Maureen memotong, mengalihkan topik secara mendadak.
"Kau berjanji akan bercerita padaku tentang apel biru."
"Yah, tapi maaf saja teoriku yang separuh matang dan tidak substansial...,"
Katanya memulai.
"Maaf."
Maureen tampak benarbenar menyesal, sehingga Tammy tertawa.
"Tidak apa-apa, aku pernah mendapat julukan yang lebih buruk. Oke, yang aku ketahui tentang apel biru adalah bahwa itu simbol garis darah ya, garis keturunan itu. Garis darah yang kau dan temanteman akademismu berlagak tidak tahu keberadaannya. Garis darah Yesus Kristus dan Maria Magdalena yang berlanjut ke keturunan-keturunan mereka. Berbagai perkumpulan rahasia menggunakan simbol yang berbeda-beda untuk garis darah itu."
"Dan mengapa apel biru?"
"Masih diperdebatkan, tapi ada keyakinan umum bahwa itu mengacu pada anggur. Wilayah penghasil anggur di Prancis selatan terkenal dengan anggurnya yang besar-besar, yang bisa disimbolkan dengan apel biru. Kita akan melompat sekarang. anakanak Yesus sama dengan buah penghasil minuman, yakni anggur, yakni apel biru."
Maureen mengangguk.
"Jadi itu sebabnya Sinclair terlibat dalam salah satu perkumpulan rahasia ini?"

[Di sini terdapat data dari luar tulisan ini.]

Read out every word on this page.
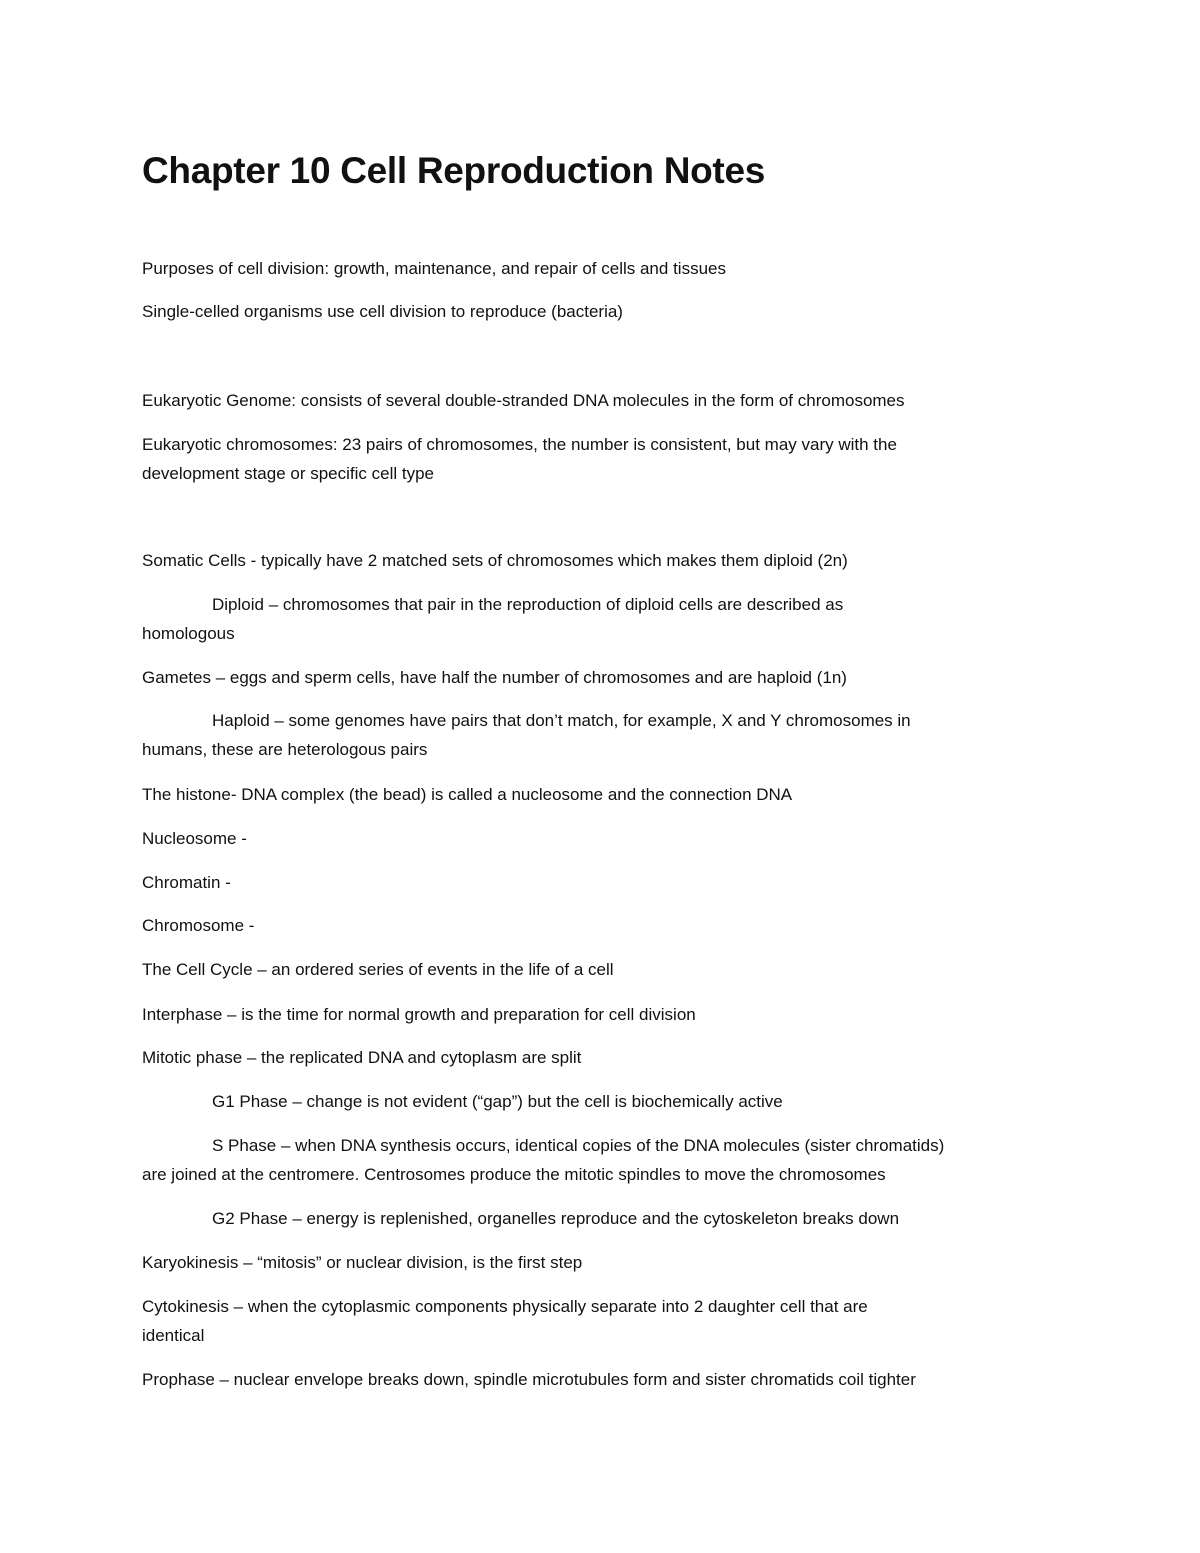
Chapter 10 Cell Reproduction Notes

Purposes of cell division: growth, maintenance, and repair of cells and tissues

Single-celled organisms use cell division to reproduce (bacteria)

Eukaryotic Genome: consists of several double-stranded DNA molecules in the form of chromosomes

Eukaryotic chromosomes: 23 pairs of chromosomes, the number is consistent, but may vary with the

development stage or specific cell type

Somatic Cells - typically have 2 matched sets of chromosomes which makes them diploid (2n)

Diploid – chromosomes that pair in the reproduction of diploid cells are described as

homologous

Gametes – eggs and sperm cells, have half the number of chromosomes and are haploid (1n)

Haploid – some genomes have pairs that don’t match, for example, X and Y chromosomes in

humans, these are heterologous pairs

The histone- DNA complex (the bead) is called a nucleosome and the connection DNA

Nucleosome -

Chromatin -

Chromosome -

The Cell Cycle – an ordered series of events in the life of a cell

Interphase – is the time for normal growth and preparation for cell division

Mitotic phase – the replicated DNA and cytoplasm are split

G1 Phase – change is not evident (“gap”) but the cell is biochemically active

S Phase – when DNA synthesis occurs, identical copies of the DNA molecules (sister chromatids)

are joined at the centromere. Centrosomes produce the mitotic spindles to move the chromosomes

G2 Phase – energy is replenished, organelles reproduce and the cytoskeleton breaks down

Karyokinesis – “mitosis” or nuclear division, is the first step

Cytokinesis – when the cytoplasmic components physically separate into 2 daughter cell that are

identical

Prophase – nuclear envelope breaks down, spindle microtubules form and sister chromatids coil tighter
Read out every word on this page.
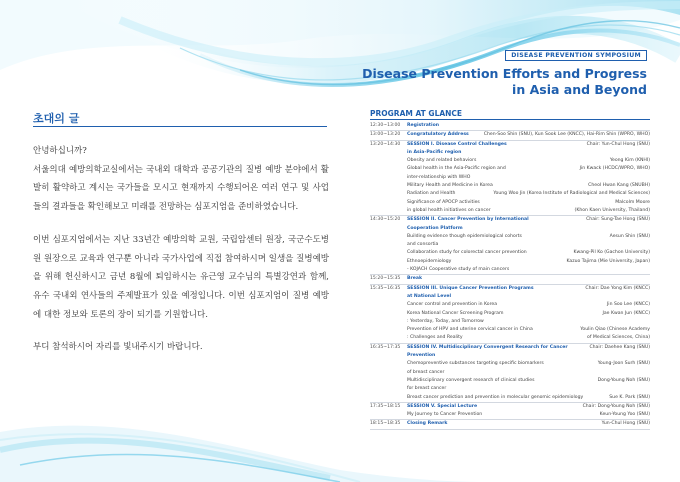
초대의 글

안녕하십니까?
서울의대 예방의학교실에서는 국내외 대학과 공공기관의 질병 예방 분야에서 활발히 활약하고 계시는 국가들을 모시고 현재까지 수행되어온 여러 연구 및 사업들의 결과들을 확인해보고 미래를 전망하는 심포지엄을 준비하였습니다.

이번 심포지엄에서는 지난 33년간 예방의학 교원, 국립암센터 원장, 국군수도병원 원장으로 교육과 연구뿐 아니라 국가사업에 직접 참여하시며 일생을 질병예방을 위해 헌신하시고 금년 8월에 퇴임하시는 유근영 교수님의 특별강연과 함께, 유수 국내외 연사들의 주제발표가 있을 예정입니다. 이번 심포지엄이 질병 예방에 대한 정보와 토론의 장이 되기를 기원합니다.

부디 참석하시어 자리를 빛내주시기 바랍니다.

DISEASE PREVENTION SYMPOSIUM
Disease Prevention Efforts and Progress
in Asia and Beyond
PROGRAM AT GLANCE
12:30~13:00	Registration
13:00~13:20	Congratulatory Address	Chen-Soo Shin (SNU), Kun Sook Lee (KNCC), Hai-Rim Shin (WPRO, WHO)
13:20~14:30	SESSION I. Disease Control Challenges	Chair: Yun-Chul Hong (SNU)
in Asia-Pacific region
Obesity and related behaviors	Yeong Kim (KNHI)
Global health in the Asia-Pacific region and	Jin Kwack (HCDC/WPRO, WHO)
inter-relationship with WHO
Military Health and Medicine in Korea	Cheol Hwan Kang (SNUBH)
Radiation and Health	Young Woo Jin (Korea Institute of Radiological and Medical Sciences)
Significance of APOCP activities	Malcolm Moore
in global health initiatives on cancer	(Khon Kaen University, Thailand)
14:30~15:20	SESSION II. Cancer Prevention by International	Chair: Sung-Tae Hong (SNU)
Cooperation Platform
Building evidence though epidemiological cohorts	Aesun Shin (SNU)
and consortia
Collaboration study for colorectal cancer prevention	Kwang-Pil Ko (Gachon University)
Ethnoepidemiology	Kazuo Tajima (Mie University, Japan)
- KOJACH Cooperative study of main cancers
15:20~15:35	Break
15:35~16:35	SESSION III. Unique Cancer Prevention Programs	Chair: Dae Yong Kim (KNCC)
at National Level
Cancer control and prevention in Korea	Jin Soo Lee (KNCC)
Korea National Cancer Screening Program	Jae Kwan Jun (KNCC)
: Yesterday, Today, and Tomorrow
Prevention of HPV and uterine cervical cancer in China	Youlin Qiao (Chinese Academy
: Challenges and Reality	of Medical Sciences, China)
16:35~17:35	SESSION IV. Multidisciplinary Convergent Research for Cancer	Chair: Daehee Kang (SNU)
Prevention
Chemopreventive substances targeting specific biomarkers	Young-Joon Surh (SNU)
of breast cancer
Multidisciplinary convergent research of clinical studies	Dong-Young Noh (SNU)
for breast cancer
Breast cancer prediction and prevention in molecular genomic epidemiology	Sue K. Park (SNU)
17:35~18:15	SESSION V. Special Lecture	Chair: Dong-Young Noh (SNU)
My Journey to Cancer Prevention	Keun-Young Yoo (SNU)
18:15~18:35	Closing Remark	Yun-Chul Hong (SNU)
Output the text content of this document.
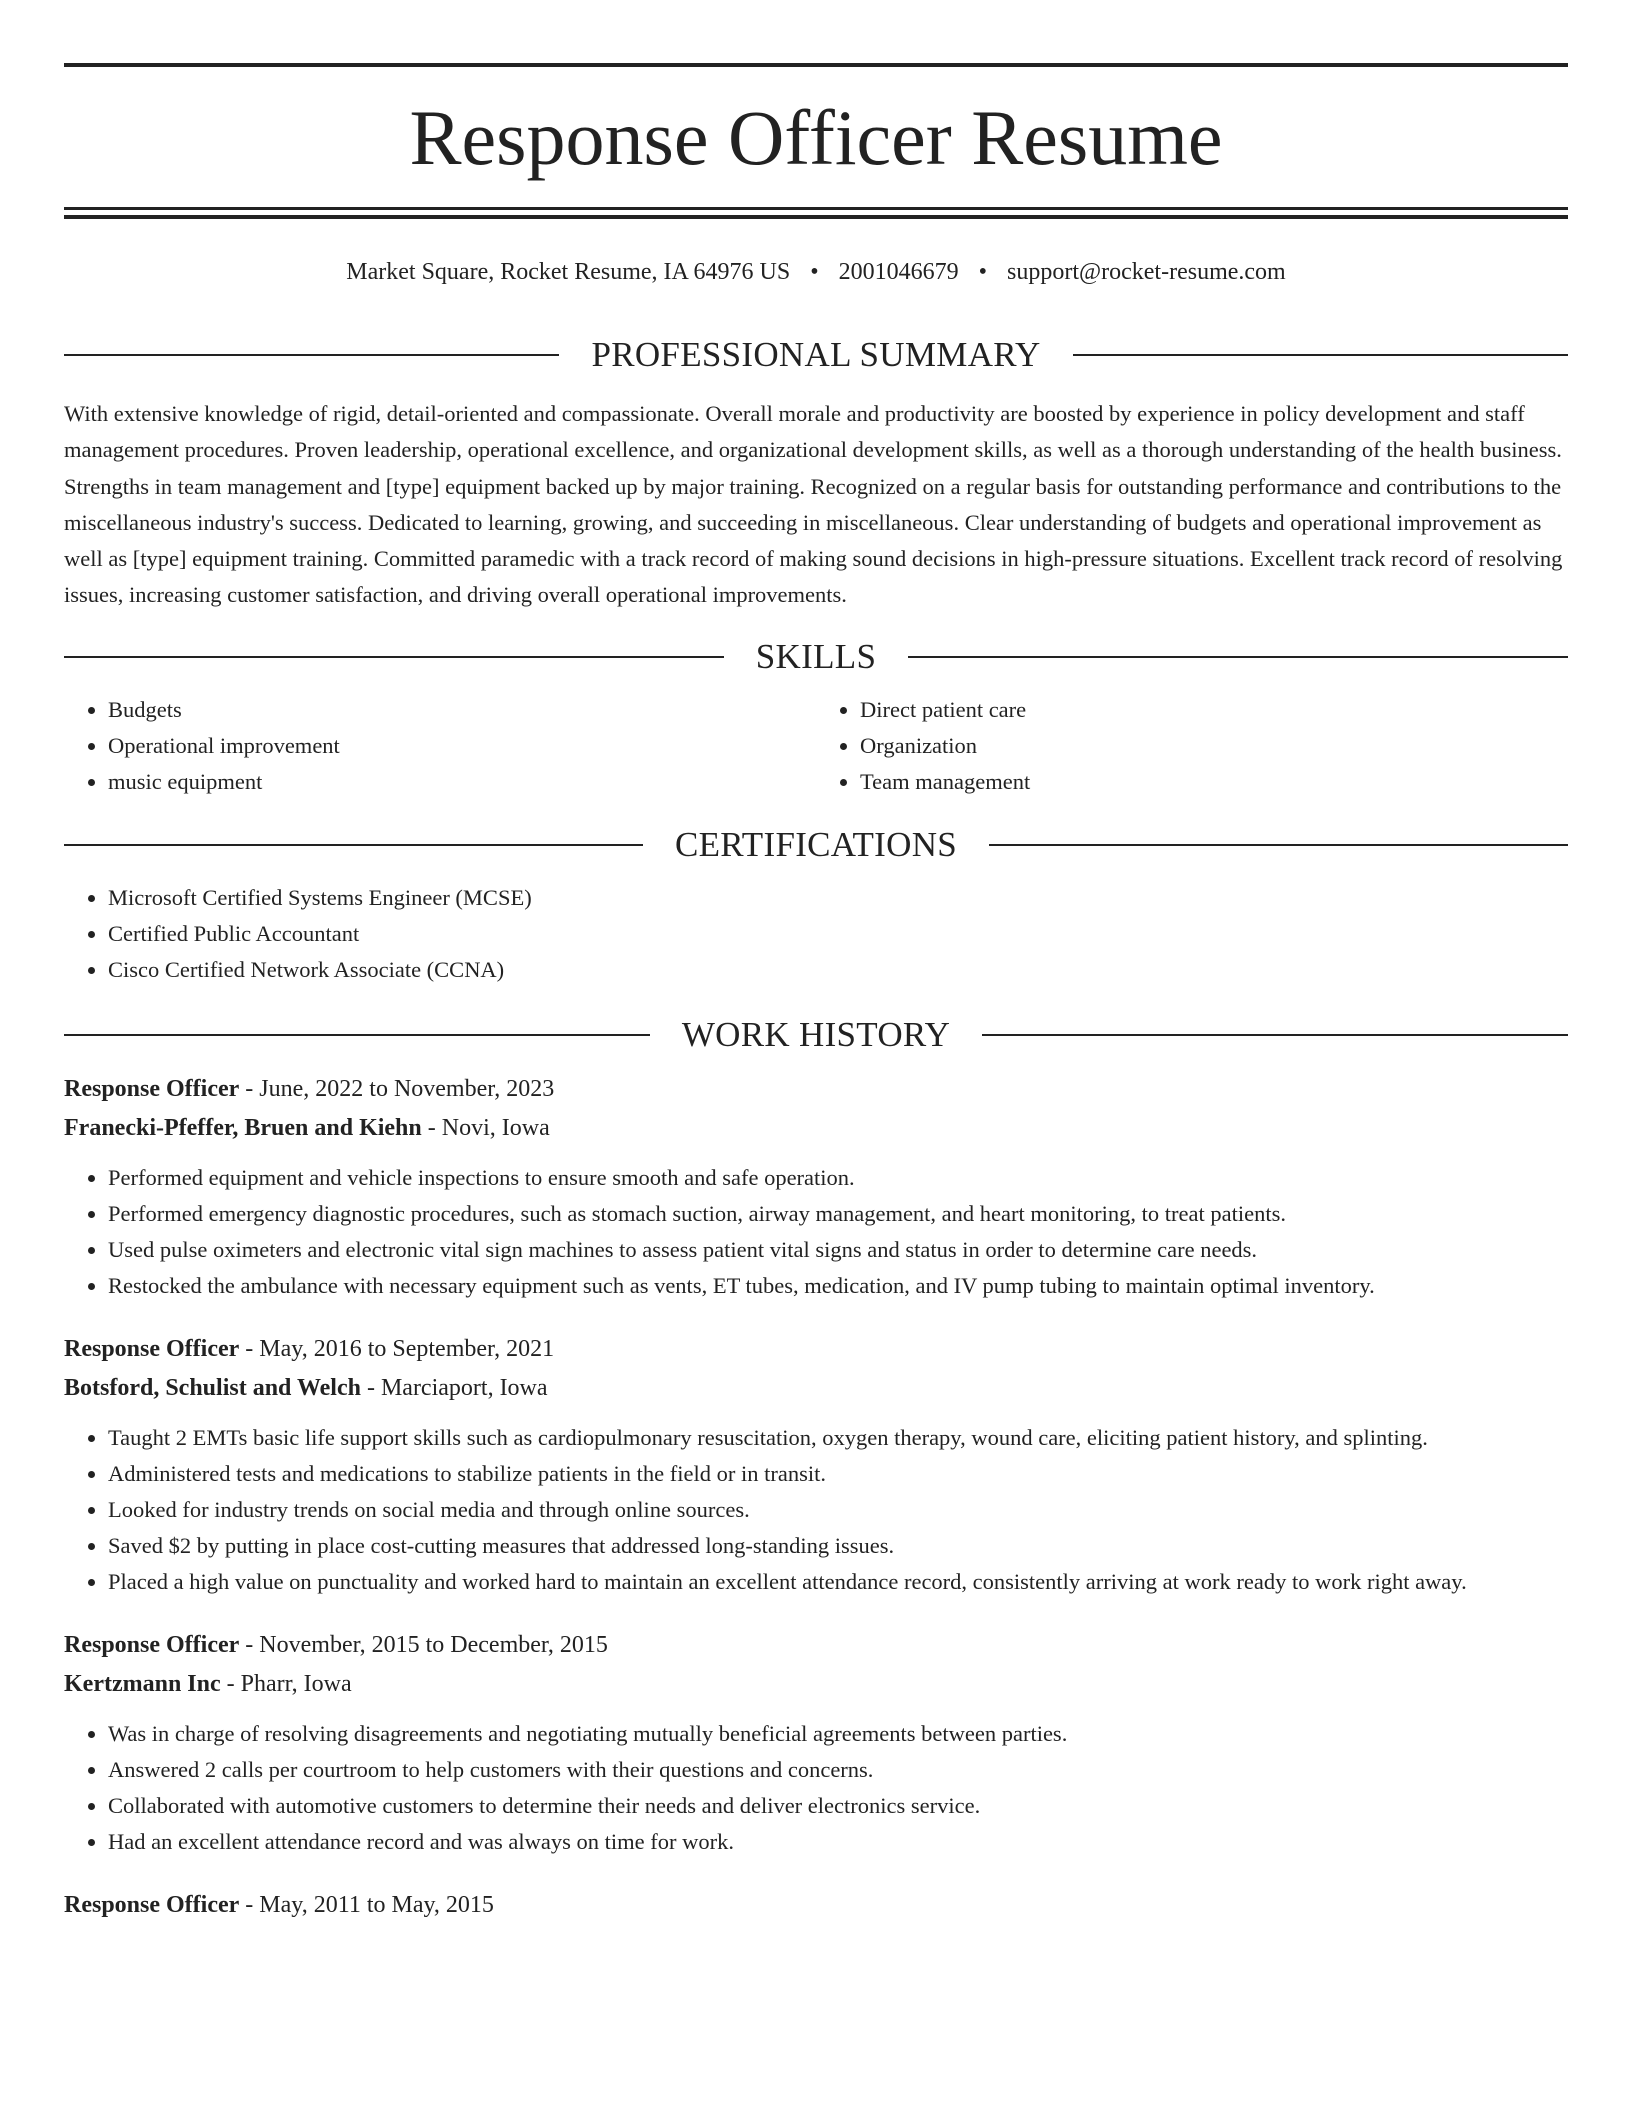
Response Officer Resume
Market Square, Rocket Resume, IA 64976 US • 2001046679 • support@rocket-resume.com
PROFESSIONAL SUMMARY

With extensive knowledge of rigid, detail-oriented and compassionate. Overall morale and productivity are boosted by experience in policy development and staff management procedures. Proven leadership, operational excellence, and organizational development skills, as well as a thorough understanding of the health business. Strengths in team management and [type] equipment backed up by major training. Recognized on a regular basis for outstanding performance and contributions to the miscellaneous industry's success. Dedicated to learning, growing, and succeeding in miscellaneous. Clear understanding of budgets and operational improvement as well as [type] equipment training. Committed paramedic with a track record of making sound decisions in high-pressure situations. Excellent track record of resolving issues, increasing customer satisfaction, and driving overall operational improvements.

SKILLS
• Budgets
• Operational improvement
• music equipment
• Direct patient care
• Organization
• Team management
CERTIFICATIONS
• Microsoft Certified Systems Engineer (MCSE)
• Certified Public Accountant
• Cisco Certified Network Associate (CCNA)
WORK HISTORY
Response Officer - June, 2022 to November, 2023
Franecki-Pfeffer, Bruen and Kiehn - Novi, Iowa
• Performed equipment and vehicle inspections to ensure smooth and safe operation.
• Performed emergency diagnostic procedures, such as stomach suction, airway management, and heart monitoring, to treat patients.
• Used pulse oximeters and electronic vital sign machines to assess patient vital signs and status in order to determine care needs.
• Restocked the ambulance with necessary equipment such as vents, ET tubes, medication, and IV pump tubing to maintain optimal inventory.
Response Officer - May, 2016 to September, 2021
Botsford, Schulist and Welch - Marciaport, Iowa
• Taught 2 EMTs basic life support skills such as cardiopulmonary resuscitation, oxygen therapy, wound care, eliciting patient history, and splinting.
• Administered tests and medications to stabilize patients in the field or in transit.
• Looked for industry trends on social media and through online sources.
• Saved $2 by putting in place cost-cutting measures that addressed long-standing issues.
• Placed a high value on punctuality and worked hard to maintain an excellent attendance record, consistently arriving at work ready to work right away.
Response Officer - November, 2015 to December, 2015
Kertzmann Inc - Pharr, Iowa
• Was in charge of resolving disagreements and negotiating mutually beneficial agreements between parties.
• Answered 2 calls per courtroom to help customers with their questions and concerns.
• Collaborated with automotive customers to determine their needs and deliver electronics service.
• Had an excellent attendance record and was always on time for work.
Response Officer - May, 2011 to May, 2015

"Sinclair itulah perkumpulan rahasianya sendiri."
Tammy tertawa.
"Ia seperti dewa saja di sana. Tak ada yang terjadi tanpa sepengetahuan atau persetujuannya. Dan ia seperti gudang uang yang membiayai berbagai riset. Termasuk risetku."
Tammy mengangkat gelasnya dengan lagak mengejek kedermawanan Sinclair. Maureen meneguk tehnya dan memikirkan amplop di tangannya.
"Menurutmu, ia tidak berbahaya?"
"Ya, Tuhan, tidak. Ia terlalu ningrat untuk hal semacam itu meskipun ia jelas mempunyai uang dan pengaruh untuk menyembunyikan mayat. Aku bercanda, jadi jangan pucat begitu dong! Dan kemungkinan ia adalah pakar tertinggi sedunia tentang topik Maria Magdalena. Akan menjadi pengalaman yang sangat menarik jika kau memilih membuka pikiranmu sedikit."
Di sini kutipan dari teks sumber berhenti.